Introduction
Acute respiratory distress syndrome (ARDS) requiring mechanical
ventilation is the most severe manifestation of coronavirus disease 2019
(COVID-19) caused by the Severe Acute Respiratory Syndrome –
Coronavirus 2 (SARS-CoV-2). Mortality has varied since initial reports
but remains consistently high, above 40%, even in the most recent
publications (1). A significant debate concerning the existence and
effects of hyperinflammation in severe COVID-19 is ongoing (2, 3) and
most of the therapeutic trials have focused on dampening the systemic
immune response. Immune modulation has become the therapeutic norm even
after non-corticosteroid immunosuppressive trials registered only small
effect sizes. Clinical and treatment effect heterogeneity persists and
only recent reports have overlapped the recognized ARDS phenotypes –
hyper- and hypo-inflammatory – onto COVID-19 (4, 5). Both these
phenotypes seem to respond to corticosteroids, suggesting treatment
heterogeneity within the phenotypes.
There is also a signal that the SARS-CoV-2 viral load may play a role in
the therapeutic response and ultimately the survival of critically ill
patients with severe hypoinflammatory COVID-19 (5). Autopsy studies have
not definitively determined the direct cause of demise in patients with
severe COVID-19 ARDS and confirm that the abnormal pulmonary response in
fatal COVID-19 can be triggered by direct viral cytopathic damage, an
exaggerated immune infiltrate and even ventilator-induced lung injury.

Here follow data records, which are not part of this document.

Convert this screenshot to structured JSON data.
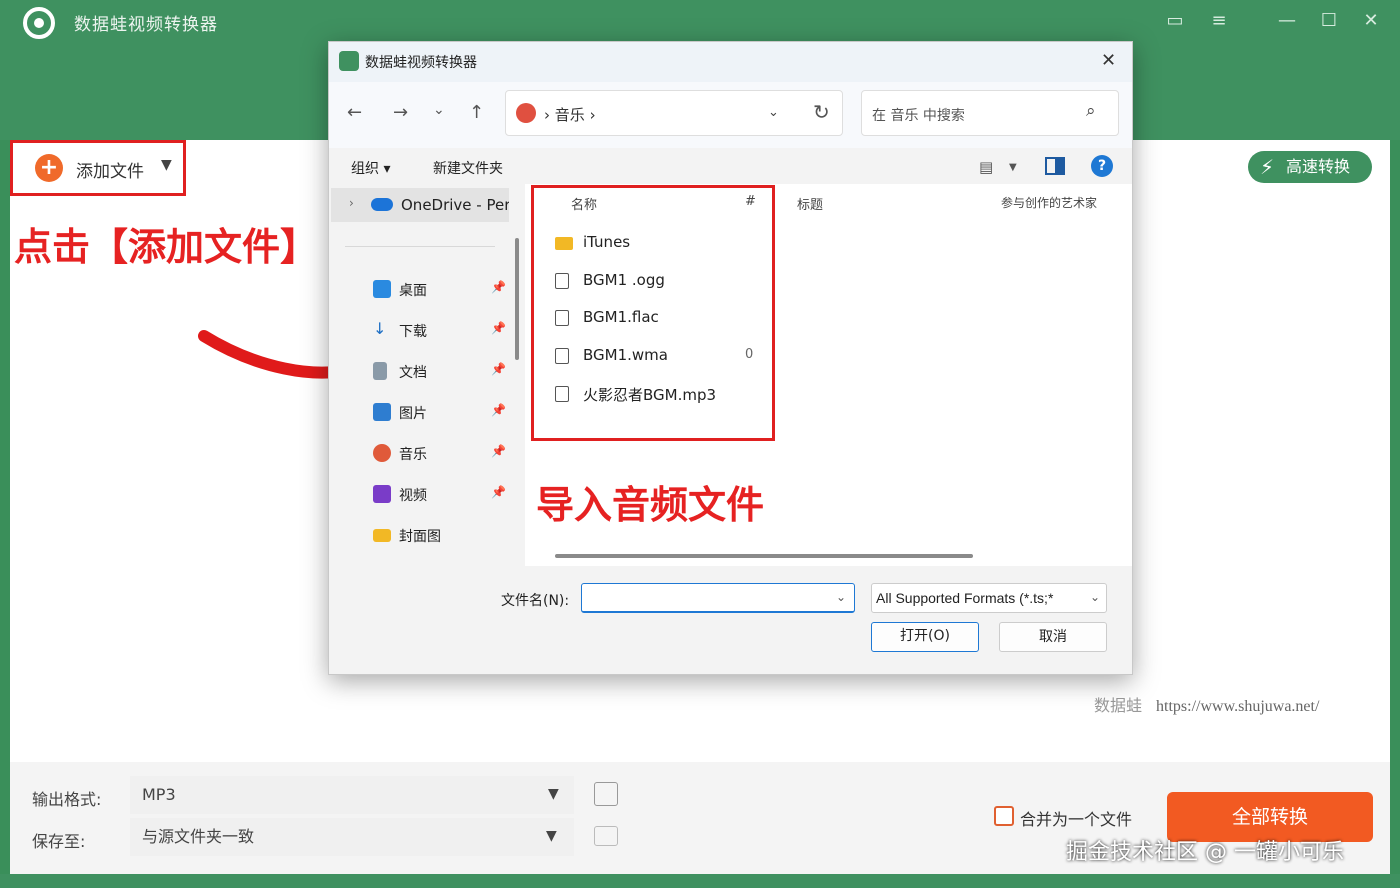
{
  "app": {
    "title": "数据蛙视频转换器",
    "accent_color": "#3f9160"
  },
  "window_controls": {
    "feedback_icon": "chat-icon",
    "menu_icon": "menu-icon",
    "minimize": "—",
    "maximize": "☐",
    "close": "✕"
  },
  "toolbar": {
    "add_file_label": "添加文件",
    "add_file_caret": "▼",
    "high_speed_label": "高速转换"
  },
  "annotations": {
    "left": "点击【添加文件】",
    "middle": "导入音频文件"
  },
  "watermark": {
    "brand": "数据蛙",
    "url": "https://www.shujuwa.net/"
  },
  "bottom": {
    "output_format_label": "输出格式:",
    "output_format_value": "MP3",
    "save_to_label": "保存至:",
    "save_to_value": "与源文件夹一致",
    "merge_label": "合并为一个文件",
    "convert_all_label": "全部转换",
    "credit": "掘金技术社区 @ 一罐小可乐"
  },
  "dialog": {
    "title": "数据蛙视频转换器",
    "close": "✕",
    "nav": {
      "back": "←",
      "forward": "→",
      "recent": "⌄",
      "up": "↑",
      "breadcrumb": "音乐",
      "breadcrumb_sep": "›",
      "refresh": "↻",
      "search_placeholder": "在 音乐 中搜索"
    },
    "commands": {
      "organize": "组织 ▾",
      "new_folder": "新建文件夹"
    },
    "sidebar": {
      "onedrive": "OneDrive - Per",
      "items": [
        {
          "label": "桌面",
          "icon": "desktop-icon",
          "color": "#2a8ae0"
        },
        {
          "label": "下载",
          "icon": "download-icon",
          "color": "#1e6fc4"
        },
        {
          "label": "文档",
          "icon": "document-icon",
          "color": "#8a9aa8"
        },
        {
          "label": "图片",
          "icon": "pictures-icon",
          "color": "#2e7dd0"
        },
        {
          "label": "音乐",
          "icon": "music-icon",
          "color": "#e05a3a"
        },
        {
          "label": "视频",
          "icon": "video-icon",
          "color": "#7a3cc8"
        },
        {
          "label": "封面图",
          "icon": "folder-icon",
          "color": "#f2b825"
        }
      ]
    },
    "columns": {
      "name": "名称",
      "number": "#",
      "title": "标题",
      "artist": "参与创作的艺术家"
    },
    "files": [
      {
        "name": "iTunes",
        "type": "folder",
        "num": ""
      },
      {
        "name": "BGM1 .ogg",
        "type": "audio",
        "num": ""
      },
      {
        "name": "BGM1.flac",
        "type": "audio",
        "num": ""
      },
      {
        "name": "BGM1.wma",
        "type": "audio",
        "num": "0"
      },
      {
        "name": "火影忍者BGM.mp3",
        "type": "audio",
        "num": ""
      }
    ],
    "filename_label": "文件名(N):",
    "filename_value": "",
    "format_value": "All Supported Formats (*.ts;*",
    "open_label": "打开(O)",
    "cancel_label": "取消"
  }
}
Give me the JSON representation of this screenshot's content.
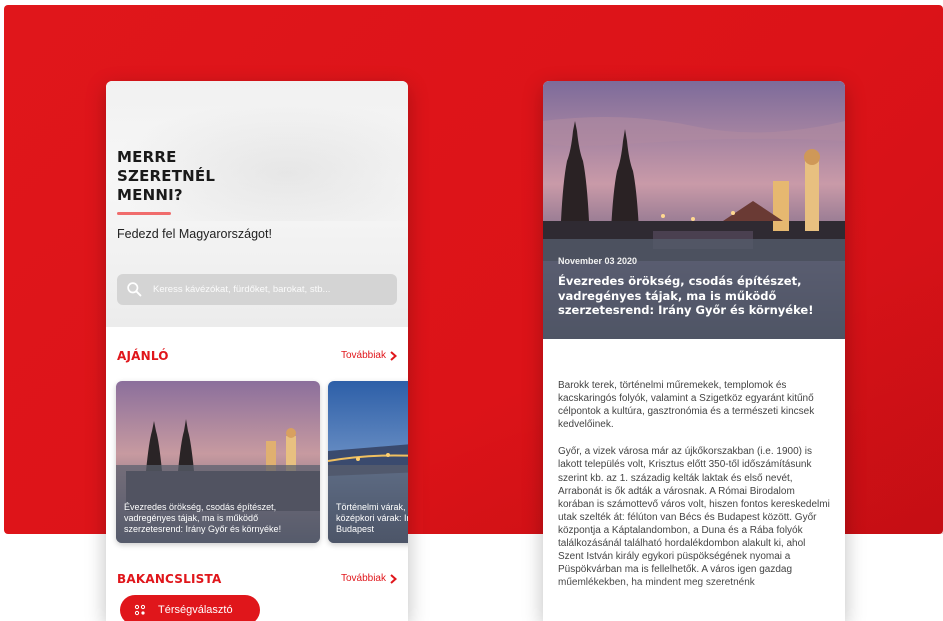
{
  "colors": {
    "brand_red": "#e0161b",
    "accent_rule": "#f06c6c",
    "search_bg": "#d4d4d4"
  },
  "left_screen": {
    "hero": {
      "title": "MERRE SZERETNÉL MENNI?",
      "subtitle": "Fedezd fel Magyarországot!"
    },
    "search": {
      "icon": "search-icon",
      "placeholder": "Keress kávézókat, fürdőket, barokat, stb..."
    },
    "featured": {
      "title": "AJÁNLÓ",
      "more_label": "Továbbiak",
      "cards": [
        {
          "text": "Évezredes örökség, csodás építészet, vadregényes tájak, ma is működő szerzetesrend: Irány Győr és környéke!"
        },
        {
          "text": "Történelmi várak, középkori várak: Irány Budapest"
        }
      ]
    },
    "bucketlist": {
      "title": "BAKANCSLISTA",
      "more_label": "Továbbiak",
      "region_button_label": "Térségválasztó"
    }
  },
  "right_screen": {
    "article": {
      "date": "November 03 2020",
      "title": "Évezredes örökség, csodás építészet, vadregényes tájak, ma is működő szerzetesrend: Irány Győr és környéke!",
      "paragraphs": [
        "Barokk terek, történelmi műremekek, templomok és kacskaringós folyók, valamint a Szigetköz egyaránt kitűnő célpontok a kultúra, gasztronómia és a természeti kincsek kedvelőinek.",
        "Győr, a vizek városa már az újkőkorszakban (i.e. 1900) is lakott település volt, Krisztus előtt 350-től időszámításunk szerint kb. az 1. századig kelták laktak és első nevét, Arrabonát is ők adták a városnak. A Római Birodalom korában is számottevő város volt, hiszen fontos kereskedelmi utak szelték át: félúton van Bécs és Budapest között. Győr központja a Káptalandombon, a Duna és a Rába folyók találkozásánál található hordalékdombon alakult ki, ahol Szent István király egykori püspökségének nyomai a Püspökvárban ma is fellelhetők. A város igen gazdag műemlékekben, ha mindent meg szeretnénk"
      ]
    }
  }
}
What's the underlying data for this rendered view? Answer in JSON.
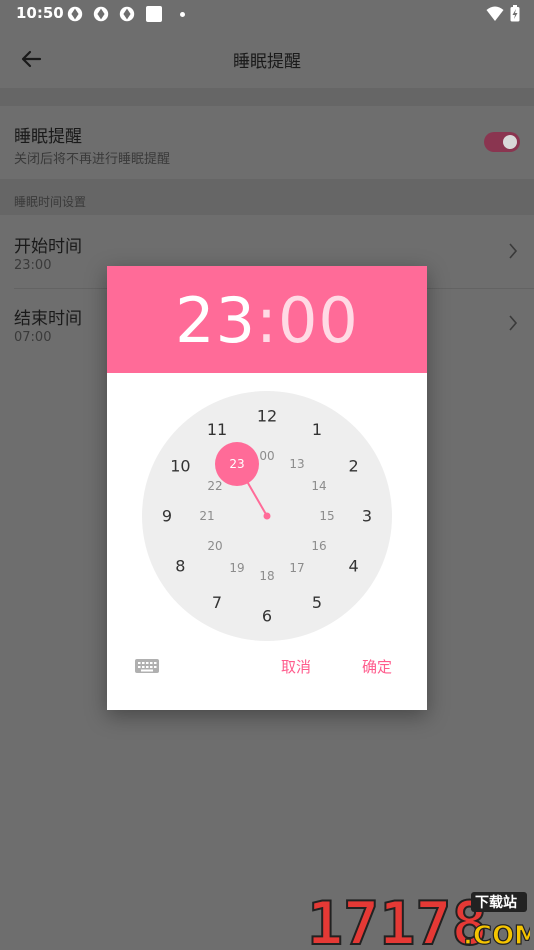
{
  "status": {
    "time": "10:50"
  },
  "appbar": {
    "title": "睡眠提醒"
  },
  "settings": {
    "sleep_reminder": {
      "title": "睡眠提醒",
      "subtitle": "关闭后将不再进行睡眠提醒",
      "enabled": true
    },
    "section_label": "睡眠时间设置",
    "start": {
      "title": "开始时间",
      "value": "23:00"
    },
    "end": {
      "title": "结束时间",
      "value": "07:00"
    }
  },
  "dialog": {
    "hour": "23",
    "colon": ":",
    "minute": "00",
    "selected_hour": "23",
    "outer_hours": [
      "12",
      "1",
      "2",
      "3",
      "4",
      "5",
      "6",
      "7",
      "8",
      "9",
      "10",
      "11"
    ],
    "inner_hours": [
      "00",
      "13",
      "14",
      "15",
      "16",
      "17",
      "18",
      "19",
      "20",
      "21",
      "22",
      "23"
    ],
    "cancel_label": "取消",
    "ok_label": "确定"
  },
  "watermark": {
    "logo_text": "17178",
    "badge_text": "下载站",
    "domain_text": ".COM"
  },
  "colors": {
    "accent": "#ff6b98",
    "accent_text": "#ff5c8d",
    "clock_face": "#eeeeee",
    "scrim": "#6e6e6e"
  }
}
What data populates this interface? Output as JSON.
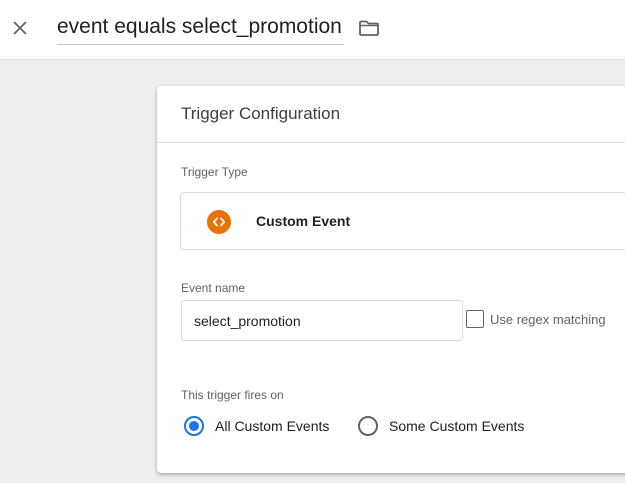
{
  "header": {
    "close_icon": "close-icon",
    "title": "event equals select_promotion",
    "folder_icon": "folder-icon"
  },
  "trigger_config": {
    "heading": "Trigger Configuration",
    "trigger_type": {
      "label": "Trigger Type",
      "selected": "Custom Event",
      "icon": "code-brackets-icon",
      "icon_color": "#e8710a"
    },
    "event_name": {
      "label": "Event name",
      "value": "select_promotion"
    },
    "regex": {
      "label": "Use regex matching",
      "checked": false
    },
    "fires_on": {
      "label": "This trigger fires on",
      "options": [
        {
          "label": "All Custom Events",
          "selected": true
        },
        {
          "label": "Some Custom Events",
          "selected": false
        }
      ]
    }
  },
  "colors": {
    "accent": "#1a73e8",
    "event_icon": "#e8710a"
  }
}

(6–8). It remains unclear how to best differentiate and treat patients
who succumb to the uncontrolled viral replication vs an exaggerated,
virus-independent immune response.
The main objective for this study was to identify groups of patients
with severe COVID-19 with similar viral loads and immune response
intensities using prespecified measures of viral load and immune markers
in bronchoalveolar lavage (BAL) and plasma. We hypothesized that using
surrogates of semi-quantitative SARS-CoV-2 RT-PCR in BAL would better
define COVID-19 ARDS phenotypes, and that lower airways samples would
provide a more accurate window into viral infection and the triggered
host immune response when compared with matched plasma samples.